In 2012, Emily Wilson travelled on exchange to New Zealand with an open mind, ready to discover everything that awaited her. She didn’t quite expect to find such a passionate connection with the island country’s oldest Aboriginal culture.
During her exchange at the University of Wellington, undertaken when she was a Biology major at the University of Victoria, Wilson took a class on the culture of the Māori, the indigenous Polynesian people of New Zealand. She fell in love with their prolific carvings.
“The traditions of carving, weaving, and building form an intricate web that links every Māori to his or her ancestors, to the land, and to the past,” she explains.
Last year, Wilson — now an Architecture student in the Bachelor of Environmental Design Studies program at Dal — was able to return to New Zealand for two weeks to undertake an independent research project, thanks to the Royal Canadian Academy of Arts / Ernest Annau Scholarship for Architecture. The prestigious scholarship is awarded to only one undergraduate architecture student nationally each year.
Her task was to “examine the ways in which cultural values are manifested in craft traditions and how this relates to cultural identity,” as she puts it.
Earlier this term, Wilson put together an exhibition hosted in the Medjuck Architecture Building, showcasing Māori architecture and craft.
Representing a culture
While in New Zealand, Wilson travelled to many different Māori communities on the North Island.
In addition to focusing on the connection between craft and cultural identity, she also studied how Māori architecture has responded to the challenge of preserving tradition while, at the same time, embracing modernization.

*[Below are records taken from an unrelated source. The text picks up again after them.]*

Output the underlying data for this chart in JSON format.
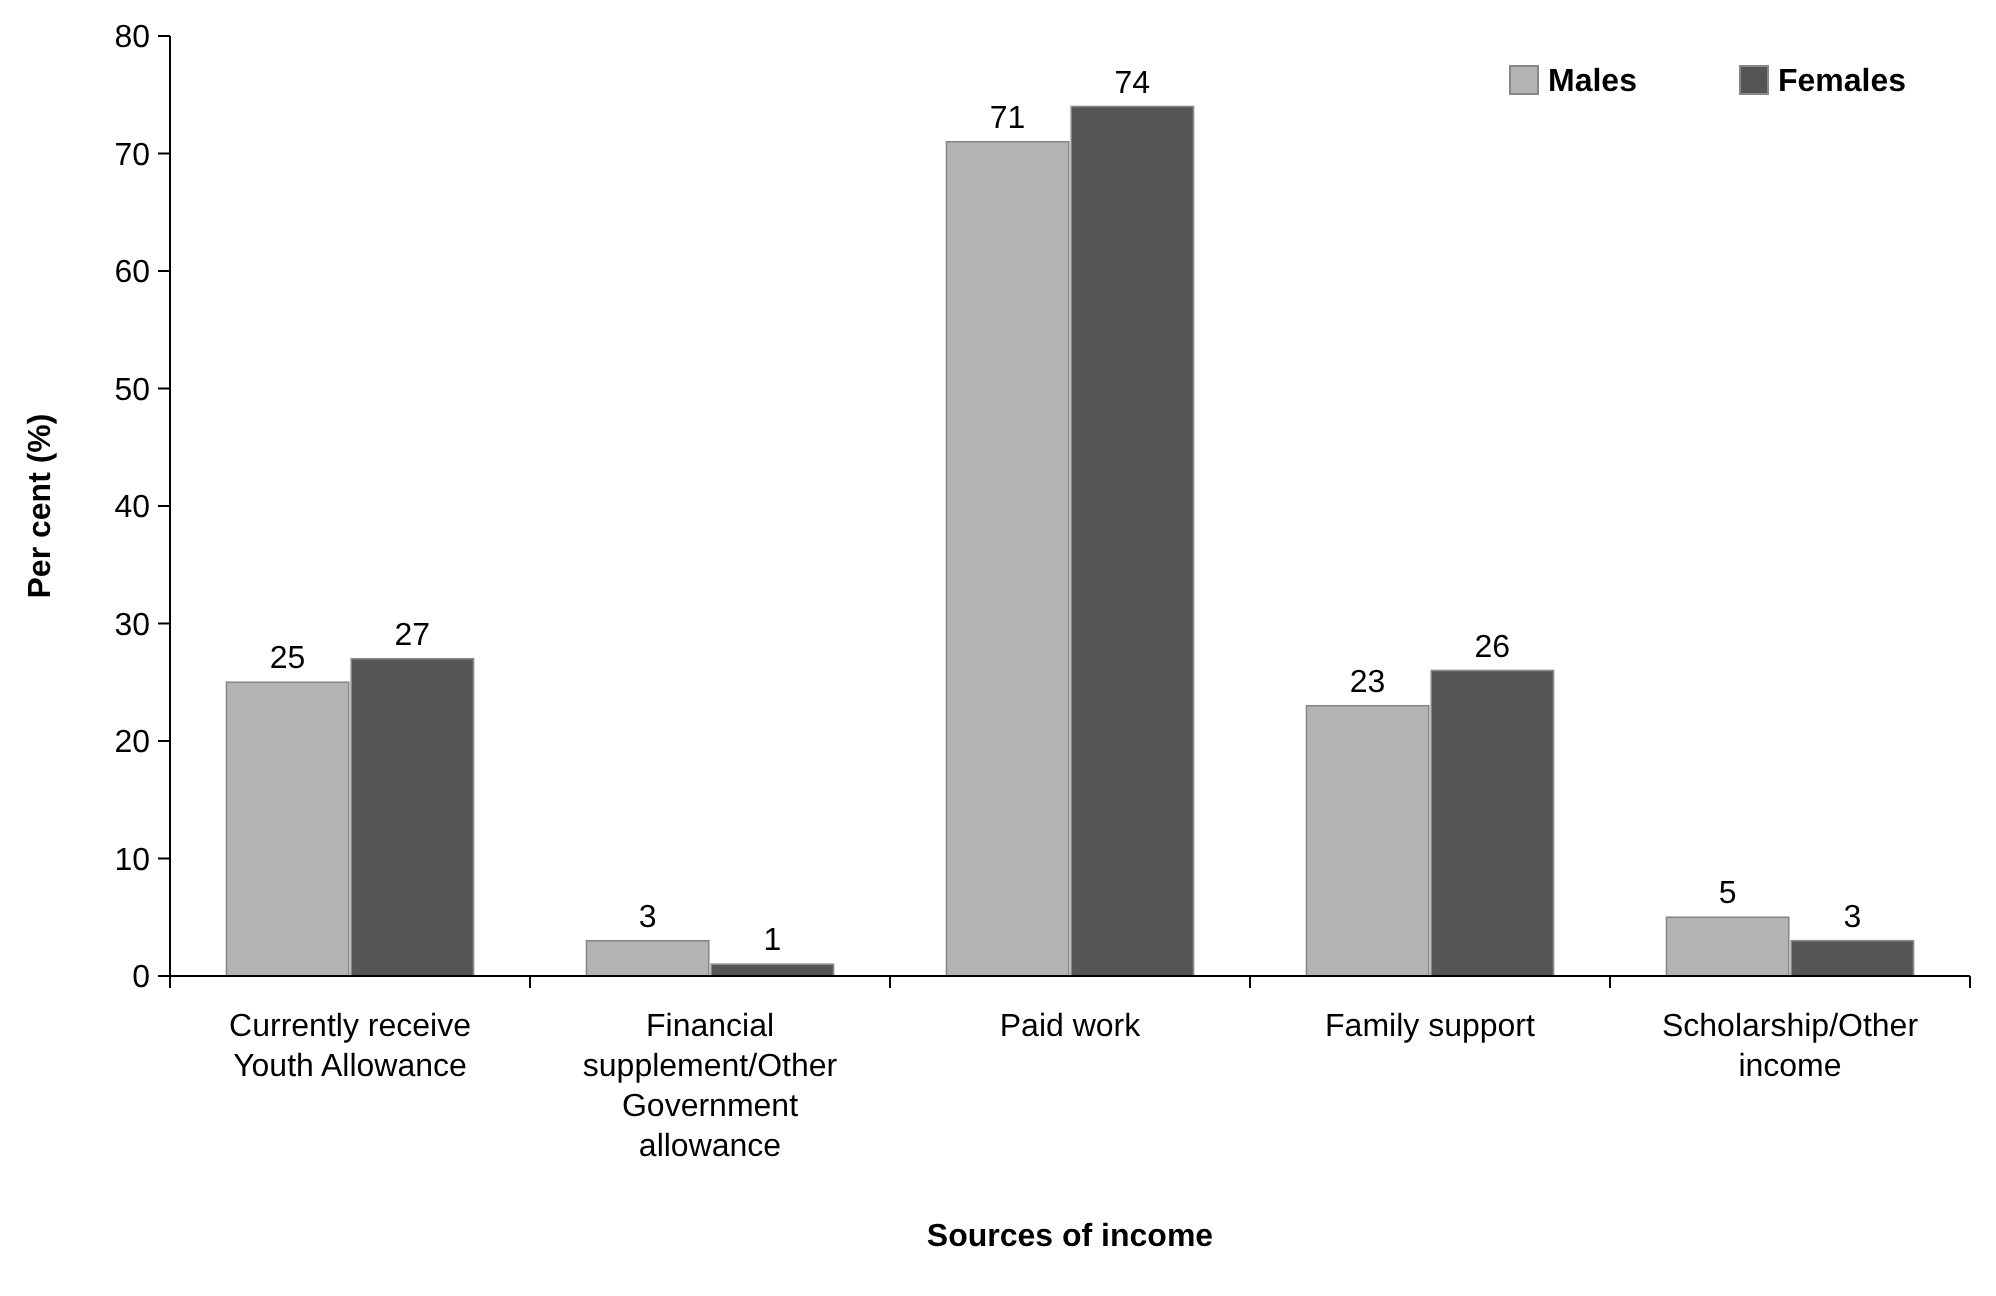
{
  "chart_data": {
    "type": "bar",
    "xlabel": "Sources of income",
    "ylabel": "Per cent (%)",
    "categories": [
      "Currently receive Youth Allowance",
      "Financial supplement/Other Government allowance",
      "Paid work",
      "Family support",
      "Scholarship/Other income"
    ],
    "series": [
      {
        "name": "Males",
        "color": "#b4b4b4",
        "values": [
          25,
          3,
          71,
          23,
          5
        ]
      },
      {
        "name": "Females",
        "color": "#555555",
        "values": [
          27,
          1,
          74,
          26,
          3
        ]
      }
    ],
    "ylim": [
      0,
      80
    ],
    "yticks": [
      0,
      10,
      20,
      30,
      40,
      50,
      60,
      70,
      80
    ],
    "data_labels": true,
    "legend": "top right",
    "grid": false
  }
}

“The Māori were a severely marginalized group of people due to the effects of European colonization, but they have undergone an incredible renaissance over the last forty years,” she explains.
One of her largest hurdles in the whole process was learning how to study a culture that viewed her as an outsider.
“As a visitor, I could never fully understand what I saw. By the end of my trip, although I had seen a lot of wonderful things, I had no idea what it all meant. So when I came back to Canada, I tried to learn as much as I could about the Māori, so I could connect the dots and place what I had seen into a larger context for the exhibition.”
What started out as a hurdle quickly morphed into an amazing learning experience: “I learned that there are so many dimensions to understanding Māori culture — or any culture for that matter — that it can be overwhelming. I had to learn to widen my focus, and then narrow it back down again, in order to truly grasp what I was studying and had witnessed first hand.”
Originally from Calgary, Wilson has “always loved building things and taking things apart to see how they work.”
She found the experience of planning the exhibition and cataloguing her research incredibly rewarding, and says it may inspire her master's research at the School of Architecture: she’s looking to examine connections between the Māori and Canada’s First Nations.